- Emblem of Bangladesh Administrative Service
- Government of Bangladesh;
- Type: Administrator
- Status: Deputy Secretary
- Abbreviation: DC
- Member of: Bangladesh Administrative Service; Bangladesh Civil Service;
- Reports to: Ministry of Public Administration; Divisional Commissioner;
- Appointer: Ministry of Public Administration
- Term length: 3 years
- Formation: 1772; 254 years ago
- Deputy: Additional Deputy Commissioner Additional District Magistrate
- Salary: ৳108300 (US$880); per month; ৳1299600 (US$11,000); annually (incl. allowances);

= Deputy commissioner (Bangladesh) =

Chief administrative and revenue officer of a district

Deputy Commissioner (popularly abbreviated to DC) or District Magistrate is the chief administrative and revenue officer of a district in Bangladesh. A district is an administrative sub-unit of a division. According to the Code of Criminal Procedure of Bangladesh, the government shall appoint as many persons as it thinks fit to be Executive Magistrates and shall appoint one of them to be the District Magistrate.

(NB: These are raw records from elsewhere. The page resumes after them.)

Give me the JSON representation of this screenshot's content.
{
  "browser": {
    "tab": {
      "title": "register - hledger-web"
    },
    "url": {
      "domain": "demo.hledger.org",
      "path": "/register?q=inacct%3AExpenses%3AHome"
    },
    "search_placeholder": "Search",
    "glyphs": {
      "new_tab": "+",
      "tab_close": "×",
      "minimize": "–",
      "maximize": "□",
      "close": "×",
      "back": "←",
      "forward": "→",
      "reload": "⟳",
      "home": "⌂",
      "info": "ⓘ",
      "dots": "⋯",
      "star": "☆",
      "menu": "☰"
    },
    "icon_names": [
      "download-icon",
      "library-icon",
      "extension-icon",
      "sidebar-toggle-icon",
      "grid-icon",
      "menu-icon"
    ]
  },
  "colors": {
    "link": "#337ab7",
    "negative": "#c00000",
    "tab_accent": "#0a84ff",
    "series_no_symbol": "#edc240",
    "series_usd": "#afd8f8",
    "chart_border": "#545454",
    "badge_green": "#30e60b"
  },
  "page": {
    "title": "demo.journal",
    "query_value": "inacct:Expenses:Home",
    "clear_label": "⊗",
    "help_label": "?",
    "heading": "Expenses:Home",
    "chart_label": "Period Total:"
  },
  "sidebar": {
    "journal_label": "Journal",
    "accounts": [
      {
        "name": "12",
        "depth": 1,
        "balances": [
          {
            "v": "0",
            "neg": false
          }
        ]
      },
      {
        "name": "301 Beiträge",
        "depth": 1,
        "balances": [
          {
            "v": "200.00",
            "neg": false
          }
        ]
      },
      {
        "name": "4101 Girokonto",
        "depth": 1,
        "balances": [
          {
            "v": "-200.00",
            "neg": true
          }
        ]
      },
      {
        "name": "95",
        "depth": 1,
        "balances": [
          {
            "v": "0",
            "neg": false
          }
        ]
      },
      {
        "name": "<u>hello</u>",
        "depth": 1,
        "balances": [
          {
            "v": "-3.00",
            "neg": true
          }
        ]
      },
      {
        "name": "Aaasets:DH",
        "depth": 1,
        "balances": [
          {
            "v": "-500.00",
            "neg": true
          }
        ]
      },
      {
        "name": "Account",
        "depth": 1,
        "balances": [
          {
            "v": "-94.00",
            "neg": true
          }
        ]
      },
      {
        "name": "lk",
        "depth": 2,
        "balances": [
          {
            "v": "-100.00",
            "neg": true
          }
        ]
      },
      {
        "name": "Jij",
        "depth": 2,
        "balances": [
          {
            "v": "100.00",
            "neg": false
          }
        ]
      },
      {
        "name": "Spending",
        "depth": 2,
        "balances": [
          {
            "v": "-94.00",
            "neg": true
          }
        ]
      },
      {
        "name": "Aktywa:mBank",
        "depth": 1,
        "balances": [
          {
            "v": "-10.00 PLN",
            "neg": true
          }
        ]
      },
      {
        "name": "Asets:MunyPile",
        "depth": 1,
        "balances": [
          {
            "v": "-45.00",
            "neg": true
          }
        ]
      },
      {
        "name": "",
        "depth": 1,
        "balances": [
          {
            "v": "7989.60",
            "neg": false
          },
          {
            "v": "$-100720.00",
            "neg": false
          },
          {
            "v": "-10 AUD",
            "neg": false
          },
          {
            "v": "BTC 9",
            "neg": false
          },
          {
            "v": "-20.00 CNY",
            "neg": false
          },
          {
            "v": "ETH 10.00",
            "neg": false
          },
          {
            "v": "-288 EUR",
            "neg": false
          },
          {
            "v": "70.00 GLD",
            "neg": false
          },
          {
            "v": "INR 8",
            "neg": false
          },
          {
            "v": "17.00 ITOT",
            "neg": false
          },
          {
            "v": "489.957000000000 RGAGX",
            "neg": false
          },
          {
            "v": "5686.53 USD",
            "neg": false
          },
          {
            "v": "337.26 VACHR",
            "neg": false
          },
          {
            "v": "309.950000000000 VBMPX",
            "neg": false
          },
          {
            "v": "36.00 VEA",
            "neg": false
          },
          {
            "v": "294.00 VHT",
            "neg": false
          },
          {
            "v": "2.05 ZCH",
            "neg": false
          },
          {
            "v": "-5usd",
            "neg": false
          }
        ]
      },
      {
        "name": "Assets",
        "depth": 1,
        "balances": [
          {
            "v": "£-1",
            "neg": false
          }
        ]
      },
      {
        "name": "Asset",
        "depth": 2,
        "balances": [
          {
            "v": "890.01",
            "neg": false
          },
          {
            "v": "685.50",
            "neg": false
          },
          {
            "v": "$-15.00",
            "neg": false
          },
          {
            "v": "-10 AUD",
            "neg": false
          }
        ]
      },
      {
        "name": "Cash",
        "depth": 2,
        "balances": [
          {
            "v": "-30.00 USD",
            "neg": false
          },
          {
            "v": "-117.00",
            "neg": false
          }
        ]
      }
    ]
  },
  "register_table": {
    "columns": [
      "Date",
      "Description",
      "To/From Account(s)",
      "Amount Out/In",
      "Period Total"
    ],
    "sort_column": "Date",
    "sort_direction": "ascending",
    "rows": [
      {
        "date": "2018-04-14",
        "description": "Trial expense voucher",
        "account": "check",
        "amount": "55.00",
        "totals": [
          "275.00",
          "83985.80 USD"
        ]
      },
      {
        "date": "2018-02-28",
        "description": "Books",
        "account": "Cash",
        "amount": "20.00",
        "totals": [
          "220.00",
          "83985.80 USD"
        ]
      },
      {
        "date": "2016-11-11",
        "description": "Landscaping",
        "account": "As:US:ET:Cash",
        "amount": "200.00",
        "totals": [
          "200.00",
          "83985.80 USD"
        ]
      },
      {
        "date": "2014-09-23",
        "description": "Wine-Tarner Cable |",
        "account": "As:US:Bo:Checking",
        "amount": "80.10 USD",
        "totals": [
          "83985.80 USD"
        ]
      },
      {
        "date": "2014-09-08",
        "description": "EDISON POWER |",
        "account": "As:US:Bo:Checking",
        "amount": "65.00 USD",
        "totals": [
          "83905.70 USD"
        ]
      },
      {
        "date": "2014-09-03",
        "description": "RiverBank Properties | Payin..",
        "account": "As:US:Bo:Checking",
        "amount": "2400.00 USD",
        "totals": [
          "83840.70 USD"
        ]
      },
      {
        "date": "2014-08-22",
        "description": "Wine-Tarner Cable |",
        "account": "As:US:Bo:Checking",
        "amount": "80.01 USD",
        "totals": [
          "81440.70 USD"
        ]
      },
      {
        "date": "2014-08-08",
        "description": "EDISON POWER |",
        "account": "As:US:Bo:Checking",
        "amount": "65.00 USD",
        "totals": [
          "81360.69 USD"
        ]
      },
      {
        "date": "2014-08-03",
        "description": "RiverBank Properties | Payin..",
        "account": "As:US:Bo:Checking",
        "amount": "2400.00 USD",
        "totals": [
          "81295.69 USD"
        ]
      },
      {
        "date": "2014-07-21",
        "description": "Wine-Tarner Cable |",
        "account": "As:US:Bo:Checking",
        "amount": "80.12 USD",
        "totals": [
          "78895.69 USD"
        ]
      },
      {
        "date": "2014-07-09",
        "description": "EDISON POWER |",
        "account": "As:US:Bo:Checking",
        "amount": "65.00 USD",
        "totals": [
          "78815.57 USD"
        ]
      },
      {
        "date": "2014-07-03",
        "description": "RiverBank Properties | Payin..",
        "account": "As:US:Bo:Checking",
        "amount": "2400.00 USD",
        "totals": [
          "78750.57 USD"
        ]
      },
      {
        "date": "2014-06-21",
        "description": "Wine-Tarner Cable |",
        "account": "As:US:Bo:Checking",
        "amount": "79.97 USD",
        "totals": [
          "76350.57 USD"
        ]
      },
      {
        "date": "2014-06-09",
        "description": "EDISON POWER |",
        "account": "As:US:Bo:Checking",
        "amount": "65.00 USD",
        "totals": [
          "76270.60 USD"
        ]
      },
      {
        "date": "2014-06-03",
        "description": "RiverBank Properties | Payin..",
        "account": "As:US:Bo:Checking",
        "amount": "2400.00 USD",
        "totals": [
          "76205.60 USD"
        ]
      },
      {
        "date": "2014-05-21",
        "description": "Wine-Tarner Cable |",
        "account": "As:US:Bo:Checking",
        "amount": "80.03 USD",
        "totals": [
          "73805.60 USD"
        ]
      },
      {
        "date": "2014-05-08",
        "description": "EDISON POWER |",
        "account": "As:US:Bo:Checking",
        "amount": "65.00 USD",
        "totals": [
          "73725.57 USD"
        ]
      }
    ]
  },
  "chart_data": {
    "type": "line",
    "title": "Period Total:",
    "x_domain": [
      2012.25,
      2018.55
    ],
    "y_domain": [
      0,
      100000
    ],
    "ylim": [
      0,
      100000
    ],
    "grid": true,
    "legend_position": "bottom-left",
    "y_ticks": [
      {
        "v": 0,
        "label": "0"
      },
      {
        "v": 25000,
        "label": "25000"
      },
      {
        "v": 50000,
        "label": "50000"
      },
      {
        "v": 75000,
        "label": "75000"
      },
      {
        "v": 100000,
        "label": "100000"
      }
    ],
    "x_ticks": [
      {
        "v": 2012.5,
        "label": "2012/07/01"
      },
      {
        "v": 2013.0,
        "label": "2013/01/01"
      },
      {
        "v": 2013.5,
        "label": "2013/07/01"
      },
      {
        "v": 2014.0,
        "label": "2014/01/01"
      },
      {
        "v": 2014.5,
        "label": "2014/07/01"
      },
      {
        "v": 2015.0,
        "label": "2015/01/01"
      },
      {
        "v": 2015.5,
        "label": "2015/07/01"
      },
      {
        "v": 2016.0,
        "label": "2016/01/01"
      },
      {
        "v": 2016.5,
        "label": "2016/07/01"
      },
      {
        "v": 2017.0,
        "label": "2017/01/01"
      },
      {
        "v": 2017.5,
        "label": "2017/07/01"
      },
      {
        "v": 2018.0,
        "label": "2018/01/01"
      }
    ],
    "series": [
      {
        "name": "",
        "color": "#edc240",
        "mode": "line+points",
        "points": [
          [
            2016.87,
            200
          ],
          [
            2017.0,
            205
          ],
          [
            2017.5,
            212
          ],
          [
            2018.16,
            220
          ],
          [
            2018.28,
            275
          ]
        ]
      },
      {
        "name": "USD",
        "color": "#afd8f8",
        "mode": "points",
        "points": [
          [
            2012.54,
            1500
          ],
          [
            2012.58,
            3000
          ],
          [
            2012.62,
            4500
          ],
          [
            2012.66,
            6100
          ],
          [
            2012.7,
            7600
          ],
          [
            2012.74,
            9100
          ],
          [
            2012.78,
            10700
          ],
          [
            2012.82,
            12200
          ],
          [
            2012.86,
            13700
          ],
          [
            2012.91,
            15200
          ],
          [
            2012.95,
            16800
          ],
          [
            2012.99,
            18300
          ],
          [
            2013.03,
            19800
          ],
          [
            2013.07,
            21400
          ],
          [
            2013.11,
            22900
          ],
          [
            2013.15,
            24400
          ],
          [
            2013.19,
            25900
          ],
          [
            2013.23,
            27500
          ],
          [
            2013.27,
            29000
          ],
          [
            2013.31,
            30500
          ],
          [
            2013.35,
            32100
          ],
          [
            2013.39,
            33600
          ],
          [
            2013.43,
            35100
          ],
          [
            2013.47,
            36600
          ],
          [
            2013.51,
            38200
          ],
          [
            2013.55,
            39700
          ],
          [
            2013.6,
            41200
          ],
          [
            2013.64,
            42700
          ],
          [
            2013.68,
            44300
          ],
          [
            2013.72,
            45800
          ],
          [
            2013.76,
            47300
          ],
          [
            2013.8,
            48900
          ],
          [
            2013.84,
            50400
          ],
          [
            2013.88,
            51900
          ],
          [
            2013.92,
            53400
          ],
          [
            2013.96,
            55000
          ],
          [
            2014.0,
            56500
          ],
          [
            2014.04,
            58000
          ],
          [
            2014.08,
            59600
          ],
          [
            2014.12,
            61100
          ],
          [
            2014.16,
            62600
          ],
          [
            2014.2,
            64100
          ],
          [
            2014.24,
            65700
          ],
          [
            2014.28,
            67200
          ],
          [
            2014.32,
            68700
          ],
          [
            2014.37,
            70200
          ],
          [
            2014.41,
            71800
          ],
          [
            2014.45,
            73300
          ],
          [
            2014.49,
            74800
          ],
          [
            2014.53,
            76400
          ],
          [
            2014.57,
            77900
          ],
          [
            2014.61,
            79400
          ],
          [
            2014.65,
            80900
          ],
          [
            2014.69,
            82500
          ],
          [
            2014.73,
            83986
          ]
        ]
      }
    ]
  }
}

The term District Magistrate is used in the Criminal procedure code to denote the principal executive magistrate of the district. However, after 1960, the Deputy Commissioner term came to prominence throughout the country. During the early year, before the Bangladesh era, the deputy commissioner's office used to be concerned with internal security and revenue administration. Over time, however, the office has become increasingly occupied with the general welfare of the people in the district. The Deputy Commissioner is a representative of the Government in the field of law and order, land administration, disaster management and general and local elections. The Deputy Commissioner works under the general guidance and supervision of the Divisional Commissioner. They are under the administrative control of the Cabinet Division although their posting and transfer are made by the Ministry of Public Administration. The Deputy commissioners are appointed from the administrative cadre of Bangladesh Civil Service, which is known as the Bangladesh Administrative Service.